Lessivés, les Monks profitent de la césure imposée par la pandémie pour se remettre d’équerre, revoyant leurs priorités et la façon de pratiquer leur art, en dehors des carcans dans lesquels la presse mais aussi le public s’échinaient à les faire entrer. Martin Bejuy : “C’était le bon moment pour nous réapproprier notre pratique. On s’est retrouvés confrontés à deux choses : la manière dont on voulait désormais aborder nos concerts et la manière dont on avait envie de causer aux gens. Dans cette frénésie, il est arrivé que la frontière entre ce que l’on performe et ce que l’on est dans la vie se brouille. À titre personnel, je peux dire aujourd’hui qu’il y a une séparation. La musique est un outil qui m’a permis de me demander qui j’étais et ce que j’avais envie de expliquer avec ça.”

Sur disque, le travail sur les sonorités et les atmosphères industrielles s’est fait plus pressant. Les guitares ne tracent pas des riffs de solistes machos mais strient la bande saturée de motifs électroniques. Les filiations sont à chercher du côté des expérimentations hybrides de l’après-punk plus que du côté de l’héritage blues, usé jusqu’à la corde par des groupes pastiches qui ne font que rabâcher des formules passéistes. “Musicalement, les frontières entre les genres et les esthétiques ne veulent plus dire grand-chose, analyse Artie Dussaux. Ça fait plus de dix ans qu’il y a des mouvements post-internet, hyperpop, très liés aux nouvelles technologies. À notre petite échelle, ça a commencé à se mettre en place.”

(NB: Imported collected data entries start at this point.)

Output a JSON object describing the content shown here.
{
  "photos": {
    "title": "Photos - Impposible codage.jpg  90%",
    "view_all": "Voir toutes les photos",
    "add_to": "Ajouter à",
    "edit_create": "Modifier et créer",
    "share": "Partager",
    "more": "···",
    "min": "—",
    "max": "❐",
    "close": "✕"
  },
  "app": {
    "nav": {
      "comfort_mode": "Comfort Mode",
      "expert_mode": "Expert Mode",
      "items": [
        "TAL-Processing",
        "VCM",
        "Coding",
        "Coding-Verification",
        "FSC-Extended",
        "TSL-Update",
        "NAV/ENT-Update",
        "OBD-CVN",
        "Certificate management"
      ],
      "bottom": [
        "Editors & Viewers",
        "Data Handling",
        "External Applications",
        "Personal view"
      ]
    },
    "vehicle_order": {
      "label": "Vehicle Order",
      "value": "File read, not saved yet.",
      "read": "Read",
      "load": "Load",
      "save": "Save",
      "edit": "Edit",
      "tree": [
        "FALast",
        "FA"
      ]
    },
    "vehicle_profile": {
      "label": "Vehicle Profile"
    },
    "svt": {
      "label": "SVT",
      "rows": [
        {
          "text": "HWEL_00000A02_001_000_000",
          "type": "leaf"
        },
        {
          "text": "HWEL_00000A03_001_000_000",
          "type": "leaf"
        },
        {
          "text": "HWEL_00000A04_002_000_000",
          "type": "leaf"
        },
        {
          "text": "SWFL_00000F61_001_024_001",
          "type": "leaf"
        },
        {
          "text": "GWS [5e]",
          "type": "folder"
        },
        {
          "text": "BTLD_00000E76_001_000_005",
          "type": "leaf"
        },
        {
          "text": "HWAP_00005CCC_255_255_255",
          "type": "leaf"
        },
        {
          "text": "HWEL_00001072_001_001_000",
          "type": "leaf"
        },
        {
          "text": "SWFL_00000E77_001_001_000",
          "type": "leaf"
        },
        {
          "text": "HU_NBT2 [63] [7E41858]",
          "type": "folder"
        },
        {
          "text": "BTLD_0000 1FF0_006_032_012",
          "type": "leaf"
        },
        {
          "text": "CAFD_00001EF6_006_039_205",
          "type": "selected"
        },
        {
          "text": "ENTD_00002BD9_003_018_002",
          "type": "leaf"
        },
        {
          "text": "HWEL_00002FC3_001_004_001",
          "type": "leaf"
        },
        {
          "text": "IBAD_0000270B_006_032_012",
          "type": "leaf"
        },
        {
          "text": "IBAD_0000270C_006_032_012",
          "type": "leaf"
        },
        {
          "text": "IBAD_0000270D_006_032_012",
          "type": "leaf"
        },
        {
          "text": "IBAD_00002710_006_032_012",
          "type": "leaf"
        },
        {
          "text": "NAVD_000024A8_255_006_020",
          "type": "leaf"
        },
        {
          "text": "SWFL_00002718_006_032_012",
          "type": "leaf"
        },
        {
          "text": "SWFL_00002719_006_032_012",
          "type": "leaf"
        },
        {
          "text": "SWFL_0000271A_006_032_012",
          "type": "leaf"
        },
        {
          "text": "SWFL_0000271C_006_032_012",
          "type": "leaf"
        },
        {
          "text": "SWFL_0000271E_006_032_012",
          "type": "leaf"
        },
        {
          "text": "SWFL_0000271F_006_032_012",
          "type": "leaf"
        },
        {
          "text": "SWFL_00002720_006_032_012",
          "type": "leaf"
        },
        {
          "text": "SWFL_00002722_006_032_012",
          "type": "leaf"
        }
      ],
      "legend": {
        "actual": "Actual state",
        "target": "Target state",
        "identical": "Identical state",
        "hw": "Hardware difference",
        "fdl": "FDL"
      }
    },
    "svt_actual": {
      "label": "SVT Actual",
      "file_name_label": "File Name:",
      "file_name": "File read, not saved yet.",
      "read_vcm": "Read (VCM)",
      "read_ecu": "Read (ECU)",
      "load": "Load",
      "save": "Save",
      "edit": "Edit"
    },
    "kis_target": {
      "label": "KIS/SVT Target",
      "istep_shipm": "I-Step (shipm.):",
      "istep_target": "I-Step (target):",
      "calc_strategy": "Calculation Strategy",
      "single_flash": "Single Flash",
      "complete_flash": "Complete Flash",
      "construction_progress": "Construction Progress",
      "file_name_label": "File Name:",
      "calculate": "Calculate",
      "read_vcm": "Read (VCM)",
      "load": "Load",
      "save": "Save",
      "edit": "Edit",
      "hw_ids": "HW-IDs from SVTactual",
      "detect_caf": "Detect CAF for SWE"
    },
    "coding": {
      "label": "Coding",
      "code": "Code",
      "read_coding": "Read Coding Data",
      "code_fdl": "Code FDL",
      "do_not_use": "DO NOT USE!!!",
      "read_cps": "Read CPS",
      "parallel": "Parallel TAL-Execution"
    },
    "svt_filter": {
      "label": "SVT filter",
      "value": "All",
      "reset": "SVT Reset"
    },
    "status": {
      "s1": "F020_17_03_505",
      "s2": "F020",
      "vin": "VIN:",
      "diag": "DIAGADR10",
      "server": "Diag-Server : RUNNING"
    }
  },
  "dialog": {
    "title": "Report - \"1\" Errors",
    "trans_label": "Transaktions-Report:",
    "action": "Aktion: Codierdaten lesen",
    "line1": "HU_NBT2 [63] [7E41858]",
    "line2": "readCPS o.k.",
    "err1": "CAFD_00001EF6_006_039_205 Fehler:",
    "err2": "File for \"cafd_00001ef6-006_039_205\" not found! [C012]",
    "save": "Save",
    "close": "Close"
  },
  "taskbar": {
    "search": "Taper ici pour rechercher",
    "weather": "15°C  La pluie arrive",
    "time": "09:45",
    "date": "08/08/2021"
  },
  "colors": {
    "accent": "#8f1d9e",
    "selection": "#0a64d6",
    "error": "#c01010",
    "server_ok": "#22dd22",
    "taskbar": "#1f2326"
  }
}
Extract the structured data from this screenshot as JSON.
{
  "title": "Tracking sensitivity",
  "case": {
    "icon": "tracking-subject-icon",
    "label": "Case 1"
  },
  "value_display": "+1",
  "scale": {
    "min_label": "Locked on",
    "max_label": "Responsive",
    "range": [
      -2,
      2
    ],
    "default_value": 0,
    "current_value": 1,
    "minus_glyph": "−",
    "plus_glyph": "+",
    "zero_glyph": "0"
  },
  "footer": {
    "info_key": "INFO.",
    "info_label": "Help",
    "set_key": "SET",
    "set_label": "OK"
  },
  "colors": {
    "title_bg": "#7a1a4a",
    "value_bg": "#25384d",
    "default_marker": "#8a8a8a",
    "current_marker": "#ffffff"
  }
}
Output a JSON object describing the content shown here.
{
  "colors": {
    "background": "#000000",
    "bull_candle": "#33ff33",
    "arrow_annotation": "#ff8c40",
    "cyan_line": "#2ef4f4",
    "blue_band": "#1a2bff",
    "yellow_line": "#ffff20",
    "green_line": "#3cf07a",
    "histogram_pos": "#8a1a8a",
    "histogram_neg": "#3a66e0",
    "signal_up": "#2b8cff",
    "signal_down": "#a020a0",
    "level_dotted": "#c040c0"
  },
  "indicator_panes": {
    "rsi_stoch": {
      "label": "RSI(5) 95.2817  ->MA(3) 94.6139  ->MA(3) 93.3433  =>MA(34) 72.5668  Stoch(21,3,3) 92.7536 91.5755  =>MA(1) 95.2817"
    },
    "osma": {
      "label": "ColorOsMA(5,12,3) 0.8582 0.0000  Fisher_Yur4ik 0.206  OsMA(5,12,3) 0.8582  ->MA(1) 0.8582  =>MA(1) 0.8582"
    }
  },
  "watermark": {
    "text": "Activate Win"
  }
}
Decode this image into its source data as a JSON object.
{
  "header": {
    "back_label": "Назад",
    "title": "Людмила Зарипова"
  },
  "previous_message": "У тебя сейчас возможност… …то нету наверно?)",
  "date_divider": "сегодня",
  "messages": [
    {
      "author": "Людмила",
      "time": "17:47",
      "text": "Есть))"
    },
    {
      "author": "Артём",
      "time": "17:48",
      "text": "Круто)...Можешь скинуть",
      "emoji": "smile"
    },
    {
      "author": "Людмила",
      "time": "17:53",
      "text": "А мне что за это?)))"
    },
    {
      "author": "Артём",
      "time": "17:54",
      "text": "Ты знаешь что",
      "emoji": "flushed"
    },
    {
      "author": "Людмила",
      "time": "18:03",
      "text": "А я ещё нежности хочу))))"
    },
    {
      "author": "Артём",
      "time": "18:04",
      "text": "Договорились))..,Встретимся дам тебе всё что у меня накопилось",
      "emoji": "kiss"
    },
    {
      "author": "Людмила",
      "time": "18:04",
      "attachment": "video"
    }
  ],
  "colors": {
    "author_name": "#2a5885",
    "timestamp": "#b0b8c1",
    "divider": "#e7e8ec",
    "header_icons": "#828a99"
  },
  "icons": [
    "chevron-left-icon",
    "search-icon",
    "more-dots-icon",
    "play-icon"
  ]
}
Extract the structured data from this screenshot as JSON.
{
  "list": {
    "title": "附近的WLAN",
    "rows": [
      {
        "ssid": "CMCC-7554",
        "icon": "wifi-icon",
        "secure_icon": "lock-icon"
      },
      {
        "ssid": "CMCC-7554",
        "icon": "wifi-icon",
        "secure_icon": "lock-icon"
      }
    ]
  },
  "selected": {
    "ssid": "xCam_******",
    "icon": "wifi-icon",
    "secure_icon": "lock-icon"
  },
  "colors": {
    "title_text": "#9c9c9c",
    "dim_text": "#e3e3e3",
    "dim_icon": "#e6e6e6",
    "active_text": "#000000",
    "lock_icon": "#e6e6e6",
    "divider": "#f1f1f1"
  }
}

Dans la foulée de ces évolutions formelles progressives, que le groupe portait en lui dès ses balbutiements mais qui ont dû prendre le temps de mûrir, et en accord avec les propos de Martin d’utiliser la musique comme un outil d’émancipation, les Monks ont ainsi fait de leur formation une plateforme politique. Artie Dussaux : “Des questions ont été visibilisées, il y a eu des événements politiques, George Floyd, des basculements majeurs. Et ça s’est répercuté sur nous et la manière dont on s’exprime au sein d’une société qui évolue.” L’année dernière, avant le début de leur nouvelle tournée, un long message avait été posté en guise d’avertissement sur les réseaux sociaux, avec la mention “à lire avant de venir nous voir en concert”. Celui-ci avait pour but de prévenir tous les “comportements violents et sexistes qui ont lieu et qui peuvent décourager certains d’y accéder”. Presque simultanément, Artie faisait son coming out trans : “Je suis Artie, je suis une femme transgenre, et j’en suis fière.” C’est quoi alors, être rock en 2024 ? Les Psychotic Monks en proposent une définition rénovée.

En concert sur la scène Cascade, le 22 août.